The lights come up on a cheap set depicting an office, with John Wayne at the desk pretending to talk on the phone so he can deliver exposition. He's portraying John Wooden, and this is meant to be Wooden's office at UCLA. (John Wayne works for UCLA? Shouldn't he be at Duke University?) The phone call establishes that Wooden is finally being replaced after all these decades, and the replacement is on his way here. The door on the flimsy set opens, and into the room comes Hope, wearing a mortarboard and a ridiculously long academic gown.

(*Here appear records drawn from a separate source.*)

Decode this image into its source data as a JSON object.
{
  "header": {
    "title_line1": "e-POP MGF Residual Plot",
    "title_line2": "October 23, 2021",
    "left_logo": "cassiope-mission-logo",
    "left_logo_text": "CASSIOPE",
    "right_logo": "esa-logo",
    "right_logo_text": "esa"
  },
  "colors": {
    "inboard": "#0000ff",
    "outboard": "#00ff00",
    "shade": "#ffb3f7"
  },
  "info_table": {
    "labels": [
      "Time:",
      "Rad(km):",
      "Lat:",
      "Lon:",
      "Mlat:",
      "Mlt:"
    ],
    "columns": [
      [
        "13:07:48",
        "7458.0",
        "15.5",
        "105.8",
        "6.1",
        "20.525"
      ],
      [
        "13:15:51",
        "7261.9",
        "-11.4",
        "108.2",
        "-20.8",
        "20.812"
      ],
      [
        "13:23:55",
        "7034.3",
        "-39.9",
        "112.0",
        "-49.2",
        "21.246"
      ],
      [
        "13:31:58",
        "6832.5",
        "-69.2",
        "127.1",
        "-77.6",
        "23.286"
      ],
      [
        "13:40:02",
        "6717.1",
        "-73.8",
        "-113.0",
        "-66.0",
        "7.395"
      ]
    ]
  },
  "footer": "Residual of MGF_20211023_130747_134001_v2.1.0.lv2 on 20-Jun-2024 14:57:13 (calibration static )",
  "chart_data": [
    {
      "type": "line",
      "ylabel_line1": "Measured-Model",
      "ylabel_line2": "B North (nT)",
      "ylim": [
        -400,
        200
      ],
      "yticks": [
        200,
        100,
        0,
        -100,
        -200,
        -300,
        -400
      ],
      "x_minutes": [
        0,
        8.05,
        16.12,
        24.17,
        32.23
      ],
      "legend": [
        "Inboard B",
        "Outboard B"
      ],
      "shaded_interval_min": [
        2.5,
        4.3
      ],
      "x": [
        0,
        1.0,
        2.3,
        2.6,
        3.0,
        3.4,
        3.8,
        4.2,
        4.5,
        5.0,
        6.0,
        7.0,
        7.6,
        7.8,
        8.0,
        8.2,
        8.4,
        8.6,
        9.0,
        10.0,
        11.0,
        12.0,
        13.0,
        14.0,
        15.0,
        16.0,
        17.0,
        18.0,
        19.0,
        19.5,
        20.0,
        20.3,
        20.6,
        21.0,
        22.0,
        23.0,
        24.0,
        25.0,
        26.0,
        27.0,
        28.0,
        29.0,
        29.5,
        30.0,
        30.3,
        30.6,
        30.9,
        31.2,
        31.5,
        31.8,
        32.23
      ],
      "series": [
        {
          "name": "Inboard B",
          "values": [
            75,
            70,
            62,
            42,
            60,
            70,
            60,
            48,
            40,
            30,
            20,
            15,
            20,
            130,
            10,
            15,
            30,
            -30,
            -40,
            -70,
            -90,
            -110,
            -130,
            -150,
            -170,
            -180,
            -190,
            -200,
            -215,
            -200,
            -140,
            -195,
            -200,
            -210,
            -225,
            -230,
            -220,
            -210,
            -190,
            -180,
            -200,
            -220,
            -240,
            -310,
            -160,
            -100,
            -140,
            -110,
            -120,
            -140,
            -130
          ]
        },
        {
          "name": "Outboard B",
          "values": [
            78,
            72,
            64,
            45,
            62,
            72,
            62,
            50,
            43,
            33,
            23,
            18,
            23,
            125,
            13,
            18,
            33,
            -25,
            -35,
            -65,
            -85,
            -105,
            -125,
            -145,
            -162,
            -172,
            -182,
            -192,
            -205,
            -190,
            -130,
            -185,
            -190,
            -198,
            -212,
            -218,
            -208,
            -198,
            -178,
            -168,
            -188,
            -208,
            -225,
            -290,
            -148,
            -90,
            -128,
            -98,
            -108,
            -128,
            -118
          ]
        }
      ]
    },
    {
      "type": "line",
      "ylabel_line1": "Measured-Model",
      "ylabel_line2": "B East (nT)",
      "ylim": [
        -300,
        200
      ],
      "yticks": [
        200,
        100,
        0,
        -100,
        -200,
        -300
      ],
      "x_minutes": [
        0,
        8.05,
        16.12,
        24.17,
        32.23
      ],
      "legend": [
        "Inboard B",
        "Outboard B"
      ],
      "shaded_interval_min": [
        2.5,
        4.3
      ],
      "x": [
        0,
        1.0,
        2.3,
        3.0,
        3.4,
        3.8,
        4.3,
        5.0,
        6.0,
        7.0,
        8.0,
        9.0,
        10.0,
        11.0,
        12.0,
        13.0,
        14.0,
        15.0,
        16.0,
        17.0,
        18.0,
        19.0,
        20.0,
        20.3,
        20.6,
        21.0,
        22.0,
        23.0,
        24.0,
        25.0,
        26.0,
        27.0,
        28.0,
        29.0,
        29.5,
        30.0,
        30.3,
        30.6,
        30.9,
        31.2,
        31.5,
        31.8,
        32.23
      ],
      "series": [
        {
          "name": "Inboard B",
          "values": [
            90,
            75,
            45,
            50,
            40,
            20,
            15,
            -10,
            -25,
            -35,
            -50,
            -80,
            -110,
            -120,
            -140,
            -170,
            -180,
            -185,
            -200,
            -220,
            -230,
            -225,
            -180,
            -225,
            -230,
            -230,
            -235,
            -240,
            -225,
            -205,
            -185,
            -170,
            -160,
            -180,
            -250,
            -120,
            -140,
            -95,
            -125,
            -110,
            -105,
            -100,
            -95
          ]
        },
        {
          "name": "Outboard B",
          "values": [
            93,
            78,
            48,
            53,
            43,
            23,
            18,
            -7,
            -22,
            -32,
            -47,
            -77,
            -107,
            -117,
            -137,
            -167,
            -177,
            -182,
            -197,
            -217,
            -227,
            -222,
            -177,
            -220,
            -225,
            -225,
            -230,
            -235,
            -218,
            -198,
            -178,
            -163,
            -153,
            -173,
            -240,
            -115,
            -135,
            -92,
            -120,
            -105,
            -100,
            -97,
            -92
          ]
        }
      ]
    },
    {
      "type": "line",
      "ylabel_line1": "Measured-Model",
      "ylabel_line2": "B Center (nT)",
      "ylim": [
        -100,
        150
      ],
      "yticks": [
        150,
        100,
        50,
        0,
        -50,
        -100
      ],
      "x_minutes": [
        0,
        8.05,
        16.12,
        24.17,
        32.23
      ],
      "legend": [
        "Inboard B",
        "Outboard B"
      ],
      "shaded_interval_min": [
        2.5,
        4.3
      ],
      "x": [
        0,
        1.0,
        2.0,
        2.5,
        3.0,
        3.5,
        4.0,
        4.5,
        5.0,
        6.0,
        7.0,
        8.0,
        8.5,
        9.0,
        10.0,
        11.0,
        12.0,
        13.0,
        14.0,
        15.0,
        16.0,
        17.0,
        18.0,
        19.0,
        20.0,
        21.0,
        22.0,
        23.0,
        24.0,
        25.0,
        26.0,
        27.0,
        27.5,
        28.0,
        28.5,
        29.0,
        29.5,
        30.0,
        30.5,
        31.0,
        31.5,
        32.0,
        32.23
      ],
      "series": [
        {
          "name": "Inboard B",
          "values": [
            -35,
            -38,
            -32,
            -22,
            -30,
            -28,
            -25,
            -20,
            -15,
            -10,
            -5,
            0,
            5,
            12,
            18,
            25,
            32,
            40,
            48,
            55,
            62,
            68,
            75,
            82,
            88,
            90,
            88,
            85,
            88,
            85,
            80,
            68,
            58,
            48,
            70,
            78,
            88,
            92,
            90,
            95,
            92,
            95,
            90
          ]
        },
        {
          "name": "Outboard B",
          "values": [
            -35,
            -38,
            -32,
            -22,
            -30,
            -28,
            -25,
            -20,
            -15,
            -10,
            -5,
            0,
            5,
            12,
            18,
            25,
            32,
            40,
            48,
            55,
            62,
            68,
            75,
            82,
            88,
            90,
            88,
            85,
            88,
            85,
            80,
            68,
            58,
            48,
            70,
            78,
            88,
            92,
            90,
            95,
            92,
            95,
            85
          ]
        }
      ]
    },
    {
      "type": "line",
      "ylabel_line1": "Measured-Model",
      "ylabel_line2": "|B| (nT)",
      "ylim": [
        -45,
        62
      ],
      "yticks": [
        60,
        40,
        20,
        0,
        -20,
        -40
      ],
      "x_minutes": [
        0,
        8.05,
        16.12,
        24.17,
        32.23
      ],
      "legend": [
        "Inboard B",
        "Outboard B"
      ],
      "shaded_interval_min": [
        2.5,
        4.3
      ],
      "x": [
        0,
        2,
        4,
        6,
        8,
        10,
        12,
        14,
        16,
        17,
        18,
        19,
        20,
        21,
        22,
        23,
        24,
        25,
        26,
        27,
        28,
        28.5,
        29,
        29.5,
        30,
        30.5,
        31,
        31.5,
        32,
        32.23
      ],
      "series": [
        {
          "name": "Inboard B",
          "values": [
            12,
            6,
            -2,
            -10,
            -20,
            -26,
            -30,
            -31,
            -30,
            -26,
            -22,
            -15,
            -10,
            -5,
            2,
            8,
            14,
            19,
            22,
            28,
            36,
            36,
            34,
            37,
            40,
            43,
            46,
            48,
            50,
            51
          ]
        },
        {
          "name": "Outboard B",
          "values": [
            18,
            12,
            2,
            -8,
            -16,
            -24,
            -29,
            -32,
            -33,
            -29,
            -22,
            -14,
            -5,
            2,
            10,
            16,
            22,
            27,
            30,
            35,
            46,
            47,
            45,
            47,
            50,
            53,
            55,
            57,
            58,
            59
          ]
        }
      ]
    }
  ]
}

Bob Hope always played a brash egotistical coward, but his character was usually resourceful enough (and just barely brave enough) to triumph over the villains and win the leading lady. Yet for some reason, in many of his movies and TV skits, he played a character who's totally contemptible: completely full of himself yet unable to deliver the goods with it. He plays that character here. Hope struts around Wayne's office, demonstrating a total ignorance of basketball while bragging about how he'll take over Wooden's losing team and produce victories, clearly unaware (as I myself was) of the real John Wooden's long and very impressive winning record.

John Wayne basically just stands there and lets Hope make an ass of himself in this very unfunny sketch. The sketch ends with the Duke summoning several of UCLA's basketball stars, in full strip. They proceed to pick up Hope and cart him out of the room, prompting Wayne to remark that John Wooden will be at UCLA for a long time to come. This line raises tremendous cheers from the UCLA audience.

I consistently enjoy Bob Hope's TV specials, which were always proficiently staged and filmed. But this one is much more parochial than usual, being pitched squarely at the several thousand people on UCLA's campus rather than Hope's millions of fans worldwide. Fairly funny and well done, but far from his best. My rating: 6 out of 10.